Poh Huat’s FY17 core net profit of RM58.2m (+15% yoy) came in above our expectation but within consensus, due to a higher-than-expected contribution from the Malaysian operation. We expect Poh Huat to continue to benefit from higher furniture sales to the USA, its largest export market. We like the stock as we believe earnings will continue to grow driven by its rising office and home furniture sales trend. Our 12- month TP on Poh Huat is now higher at RM2.48 due to our earnings upgrade. We maintain a BUY call on the stock.

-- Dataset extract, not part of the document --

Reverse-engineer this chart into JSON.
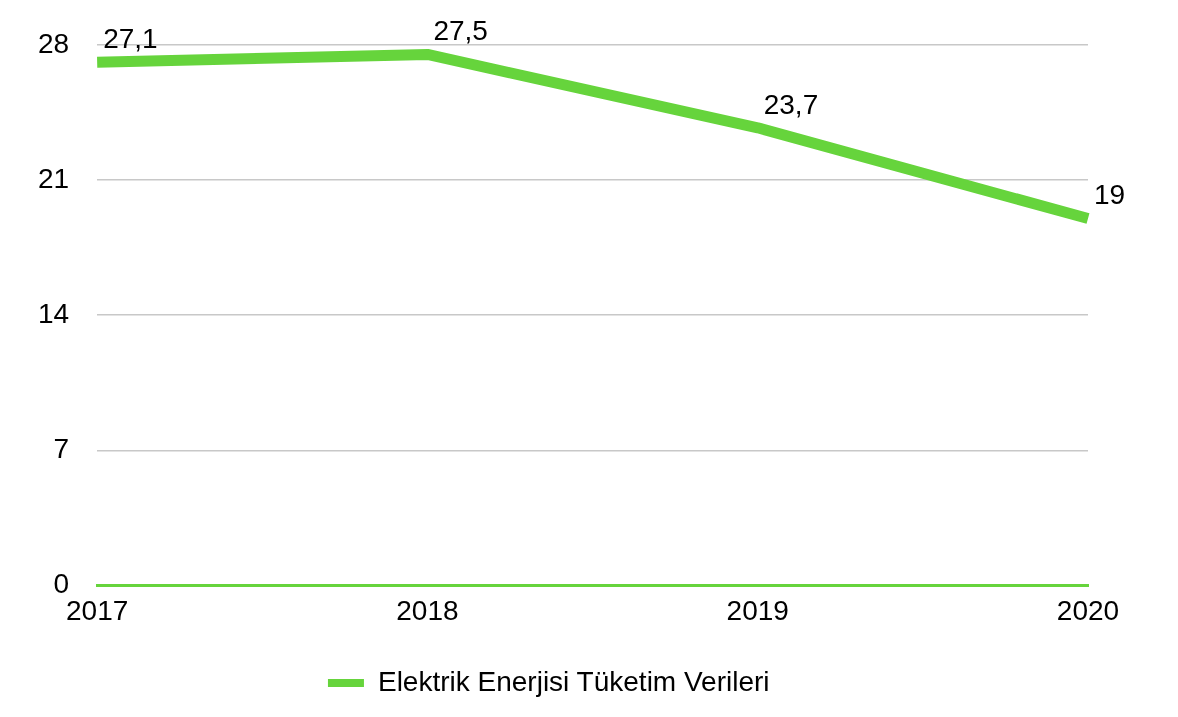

FY17 Results Above Our Expectation

Poh Huat’s FY17 revenue grew by 14.8% yoy to RM614.3m, driven by higher shipping volume for both Malaysian and Vietnamese operations due to the continued strong orders from the USA and North American importers. The strong shipment was attributable to the successful launch of several ranges of new models including the panel-based bedroom sets. However, its EBITDA margin weakened in FY17 by 0.2 ppt yoy to 12.7%, mainly attributable to the increase in raw-material costs, particularly for wood, hardware and finishing materials. The commencement of production of several new ranges of furniture products has also resulted in lower manufacturing efficiency and labour productivity during the initial adjustment period. After excluding for one-off items, FY17 core net profit amounted to RM58.2m, higher by 15.0% yoy. FY17 core net profit was above our expectation but within consensus, accounting for 109% of our previous 2017 forecast and 101% of the street’s. The variance was due to a higher-than-expected contribution from the Malaysian operation. Poh Huat declared a final DPS of 3 sen, bringing FY17 DPS to 8 sen (FY16 DPS: 8 sen).

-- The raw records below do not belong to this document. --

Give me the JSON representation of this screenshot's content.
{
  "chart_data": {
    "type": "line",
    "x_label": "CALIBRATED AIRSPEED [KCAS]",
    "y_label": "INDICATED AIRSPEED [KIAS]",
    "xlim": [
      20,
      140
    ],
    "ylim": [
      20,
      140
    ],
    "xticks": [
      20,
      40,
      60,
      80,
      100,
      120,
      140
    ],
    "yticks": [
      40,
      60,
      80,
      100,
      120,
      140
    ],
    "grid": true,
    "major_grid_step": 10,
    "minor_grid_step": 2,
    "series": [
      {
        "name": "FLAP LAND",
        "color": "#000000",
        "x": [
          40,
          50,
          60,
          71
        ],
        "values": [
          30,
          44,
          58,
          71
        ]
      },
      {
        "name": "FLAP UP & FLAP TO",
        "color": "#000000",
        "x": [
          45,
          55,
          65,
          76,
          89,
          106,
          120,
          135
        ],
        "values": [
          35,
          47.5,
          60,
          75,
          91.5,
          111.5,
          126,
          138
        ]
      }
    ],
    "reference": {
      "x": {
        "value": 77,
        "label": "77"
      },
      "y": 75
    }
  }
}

4QFY17 Core Net Profit Increased by 97.3% Qoq to RM19.2m

Sequentially, Poh Huat’s 4QFY17 revenue increased by 13.3% qoq to RM171.7m, attributable to the higher contributions from Malaysia and Vietnam but partially offset by a lower contribution from South Africa. The Malaysian and Vietnamese operation’s revenue increased by 20.9% and 8.8% qoq, respectively, to RM70.1m and RM101.3m, while revenue from South Africa declined by 27.6% qoq to RM0.21m. After excluding for oneoff items, core net profit increased by 97.3% qoq to RM19.2m.

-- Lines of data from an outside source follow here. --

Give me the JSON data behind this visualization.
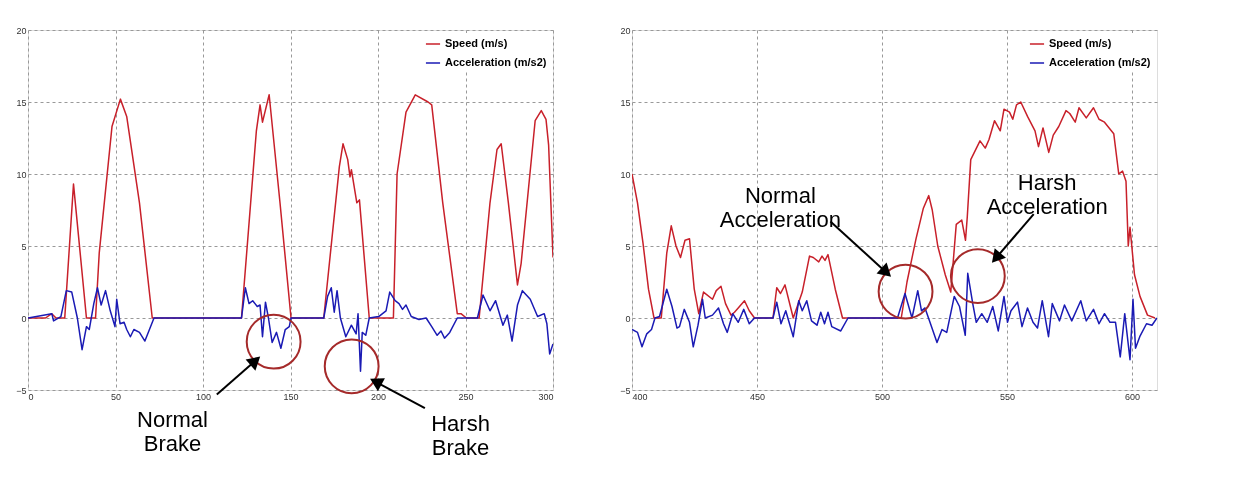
{
  "chart_data": [
    {
      "type": "line",
      "xlim": [
        0,
        300
      ],
      "xticks": [
        0,
        50,
        100,
        150,
        200,
        250,
        300
      ],
      "ylim": [
        -5,
        20
      ],
      "yticks": [
        -5,
        0,
        5,
        10,
        15,
        20
      ],
      "grid": true,
      "legend": "top right",
      "marker": "none",
      "line_style": "solid",
      "series": [
        {
          "name": "Speed (m/s)",
          "color": "#c8202a",
          "x": [
            0,
            10,
            13.6,
            16,
            21,
            26,
            33.4,
            38.6,
            40.7,
            48,
            52.8,
            56.4,
            63.7,
            71,
            122,
            130.5,
            132.6,
            134,
            137.8,
            144,
            150.3,
            169,
            177.9,
            180,
            182.7,
            184,
            184.8,
            187.9,
            189.4,
            195,
            205,
            208.8,
            210.9,
            216,
            221.3,
            228.6,
            230.7,
            237,
            245.3,
            247.4,
            250.5,
            257.8,
            264,
            268,
            270.4,
            274.5,
            279.7,
            281.8,
            289.8,
            293.3,
            296,
            297.5,
            300
          ],
          "values": [
            0,
            0,
            0.3,
            0,
            0,
            9.3,
            0,
            0,
            4.5,
            13.3,
            15.2,
            14,
            8,
            0,
            0,
            13,
            14.8,
            13.6,
            15.5,
            8,
            0,
            0,
            10.5,
            12.1,
            11,
            9.8,
            10.3,
            8,
            8.2,
            0,
            0,
            0,
            10,
            14.3,
            15.5,
            15,
            14.8,
            8,
            0.3,
            0.3,
            0,
            0,
            8,
            11.7,
            12.1,
            8,
            2.3,
            3.8,
            13.7,
            14.4,
            13.8,
            12,
            4.2
          ]
        },
        {
          "name": "Acceleration (m/s2)",
          "color": "#1a1ab4",
          "x": [
            0,
            13.6,
            14.6,
            18.8,
            21.9,
            25,
            28.2,
            30.9,
            33.4,
            35,
            37.6,
            39.7,
            41.8,
            44.3,
            47,
            49.7,
            50.7,
            52.6,
            54.9,
            56.4,
            58.5,
            60.5,
            63.7,
            66.8,
            72,
            122,
            124.2,
            126.3,
            128.4,
            131,
            132.6,
            134,
            135.7,
            137.4,
            139.5,
            142,
            144.5,
            147,
            149.3,
            150.3,
            169,
            171.2,
            173.3,
            175,
            176.6,
            178.5,
            181.6,
            184.8,
            187.5,
            188.6,
            190,
            191,
            193,
            195,
            200.4,
            204.6,
            206.7,
            209.8,
            212,
            214,
            216,
            219,
            223.4,
            227.5,
            230.7,
            233.8,
            236,
            238,
            241,
            245.3,
            250.5,
            256.8,
            260,
            264,
            267.2,
            271.4,
            273.9,
            276.6,
            279.7,
            282.5,
            287,
            291.2,
            295,
            296.5,
            298.1,
            300
          ],
          "values": [
            0,
            0.3,
            -0.2,
            0.1,
            1.9,
            1.8,
            0,
            -2.2,
            -0.6,
            -0.8,
            1,
            2.1,
            0.9,
            1.9,
            0.5,
            -0.6,
            1.3,
            -0.4,
            -0.3,
            -0.8,
            -1.3,
            -0.8,
            -1,
            -1.6,
            0,
            0,
            2.1,
            1,
            1.2,
            0.8,
            0.9,
            -1.3,
            1.1,
            0,
            -1.7,
            -1,
            -2.1,
            -0.8,
            -0.6,
            0,
            0,
            1.5,
            2.1,
            0.4,
            1.9,
            0,
            -1.3,
            -0.5,
            -1.1,
            0.3,
            -3.7,
            -1,
            -1.2,
            0,
            0.1,
            0.5,
            1.8,
            1.2,
            1,
            0.6,
            0.9,
            0.1,
            -0.1,
            0,
            -0.6,
            -1.2,
            -0.9,
            -1.4,
            -1,
            0,
            0,
            0,
            1.6,
            0.5,
            1.2,
            -0.5,
            0.2,
            -1.6,
            0.9,
            1.9,
            1.3,
            0.1,
            0.3,
            -0.4,
            -2.5,
            -1.8
          ]
        }
      ],
      "annotations": [
        "Normal Brake",
        "Harsh Brake"
      ]
    },
    {
      "type": "line",
      "xlim": [
        400,
        610
      ],
      "xticks": [
        400,
        450,
        500,
        550,
        600
      ],
      "ylim": [
        -5,
        20
      ],
      "yticks": [
        -5,
        0,
        5,
        10,
        15,
        20
      ],
      "grid": true,
      "legend": "top right",
      "marker": "none",
      "line_style": "solid",
      "series": [
        {
          "name": "Speed (m/s)",
          "color": "#c8202a",
          "x": [
            400,
            402.2,
            404.4,
            406.6,
            408.8,
            411.7,
            413.9,
            415.7,
            417.6,
            419.4,
            421.2,
            423,
            424.9,
            426.7,
            428.6,
            432.2,
            433.7,
            435.6,
            437.4,
            439.6,
            441,
            445,
            446.9,
            449,
            456.4,
            457.9,
            459.4,
            461.2,
            464.5,
            468.1,
            471,
            472.5,
            474.7,
            476,
            477.2,
            478.4,
            481.3,
            484.2,
            507.7,
            510,
            513.6,
            516.5,
            518.7,
            520.1,
            522.3,
            525.3,
            527.5,
            529.7,
            531.9,
            533.4,
            534.1,
            535.5,
            539.2,
            541.3,
            542.8,
            545,
            547.3,
            548.8,
            551,
            552.3,
            553.8,
            555.5,
            558.2,
            561.2,
            562.6,
            564.4,
            566.7,
            568.5,
            570.7,
            573.6,
            575.1,
            577.3,
            578.8,
            581.7,
            584.6,
            586.8,
            589,
            592.7,
            594.7,
            596.2,
            597.6,
            598.5,
            599.2,
            601,
            603.2,
            606.2,
            609.2
          ],
          "values": [
            10,
            8,
            5.2,
            2,
            0,
            0,
            4.5,
            6.4,
            5,
            4.2,
            5.4,
            5.5,
            2,
            0.3,
            1.8,
            1.3,
            1.9,
            2.2,
            1,
            0.2,
            0.4,
            1.2,
            0.5,
            0,
            0,
            2.1,
            1.7,
            2.3,
            0,
            1.8,
            4.3,
            4.2,
            3.9,
            4.3,
            4,
            4.4,
            2,
            0,
            0,
            2.5,
            5.5,
            7.6,
            8.5,
            7.5,
            5,
            3,
            1.8,
            6.5,
            6.8,
            5.4,
            7,
            11,
            12.3,
            11.8,
            12.4,
            13.7,
            13,
            14.5,
            14.3,
            13.8,
            14.8,
            15,
            14,
            13,
            11.9,
            13.2,
            11.5,
            12.7,
            13.3,
            14.4,
            14.2,
            13.6,
            14.6,
            13.9,
            14.6,
            13.8,
            13.6,
            12.8,
            10,
            10.2,
            9.5,
            5,
            6.3,
            3,
            1.5,
            0.2,
            0
          ]
        },
        {
          "name": "Acceleration (m/s2)",
          "color": "#1a1ab4",
          "x": [
            400,
            402.2,
            404,
            405.9,
            407.8,
            409.2,
            411,
            413.9,
            416,
            418,
            419,
            420.9,
            423,
            424.5,
            426.4,
            428.2,
            429.3,
            432.2,
            434.6,
            436.6,
            438.1,
            440.3,
            442.5,
            444.7,
            446.9,
            449,
            456.4,
            457.9,
            459.6,
            461.5,
            464.5,
            466.7,
            468.1,
            469.9,
            471.8,
            474,
            475.5,
            477,
            478.4,
            479.9,
            483.5,
            486.4,
            506.2,
            509.2,
            512,
            514.3,
            515.8,
            517.2,
            519.4,
            522,
            524,
            525.9,
            528.9,
            531,
            533.3,
            534.3,
            536.3,
            537.7,
            539.9,
            542.1,
            544.3,
            546.5,
            548.8,
            550.2,
            551.6,
            554.2,
            556,
            558.2,
            560.4,
            562.2,
            564.1,
            566.6,
            568.1,
            571,
            573,
            575.9,
            579.5,
            581.7,
            584.6,
            586.8,
            589,
            591.2,
            593.4,
            595.3,
            597.1,
            599.2,
            600.4,
            601.4,
            603.1,
            605.8,
            608,
            610
          ],
          "values": [
            -0.8,
            -1,
            -2,
            -1.1,
            -0.8,
            0,
            0.1,
            2,
            0.8,
            -0.7,
            -0.6,
            0.6,
            -0.3,
            -2,
            -0.5,
            1.3,
            0,
            0.2,
            0.7,
            -0.4,
            -1,
            0.3,
            -0.3,
            0.6,
            -0.4,
            0,
            0,
            1.1,
            -0.4,
            0.5,
            -1.3,
            1.2,
            0.5,
            1.2,
            -0.2,
            -0.5,
            0.4,
            -0.4,
            0.4,
            -0.6,
            -0.9,
            0,
            0,
            1.7,
            0,
            1.9,
            0.5,
            0.7,
            -0.4,
            -1.7,
            -0.8,
            -1,
            1.5,
            0.8,
            -1.2,
            3.1,
            1,
            -0.3,
            0.3,
            -0.3,
            0.8,
            -0.9,
            1.5,
            -0.3,
            0.5,
            1.1,
            -0.6,
            0.7,
            -0.3,
            -0.7,
            1.2,
            -1.3,
            1,
            -0.2,
            0.9,
            -0.2,
            1.2,
            -0.2,
            0.6,
            -0.4,
            0.3,
            -0.3,
            -0.3,
            -2.7,
            0.3,
            -2.9,
            1.3,
            -2.1,
            -1.3,
            -0.4,
            -0.5,
            0
          ]
        }
      ],
      "annotations": [
        "Normal Acceleration",
        "Harsh Acceleration"
      ]
    }
  ]
}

Maintain BUY With a Higher TP of RM2.48

Given the stronger-than-expected FY17 results, we have raised our FY18- 19E core EPS forecasts by 2-4%, mainly to account for higher contribution from the Malaysian operation. We also introduce our FY20E core EPS of 30.7 sen. Due to our upward revision of earnings, our 12-month target price for Poh Huat is now higher at RM2.48 (up from RM2.39), based on an unchanged PER of 9x on our FY18E core EPS. We continue to like Poh Huat as we opine that growth prospects from its existing business markets and expansion into new markets like Australia offer decent earnings catalysts. In line with the sustained demand for furniture in the USA market, Poh Huat’s largest export market, the company has continued to enjoy strong orders from customers from the USA for both the office and home furniture segments. Maintain BUY call on the stock.

Key Risks

The downside risks to our BUY rating would be: 1) major cut in the supply of rubberwood; 2) substantial increase in raw-material prices and labor costs; 3) substantial drop in furniture exports; 4) unfavourable policies curtailing furniture exports; 5) a sharp drop in ASPs for furniture products; and 5) weaker economic growth in key export markets curbing demand.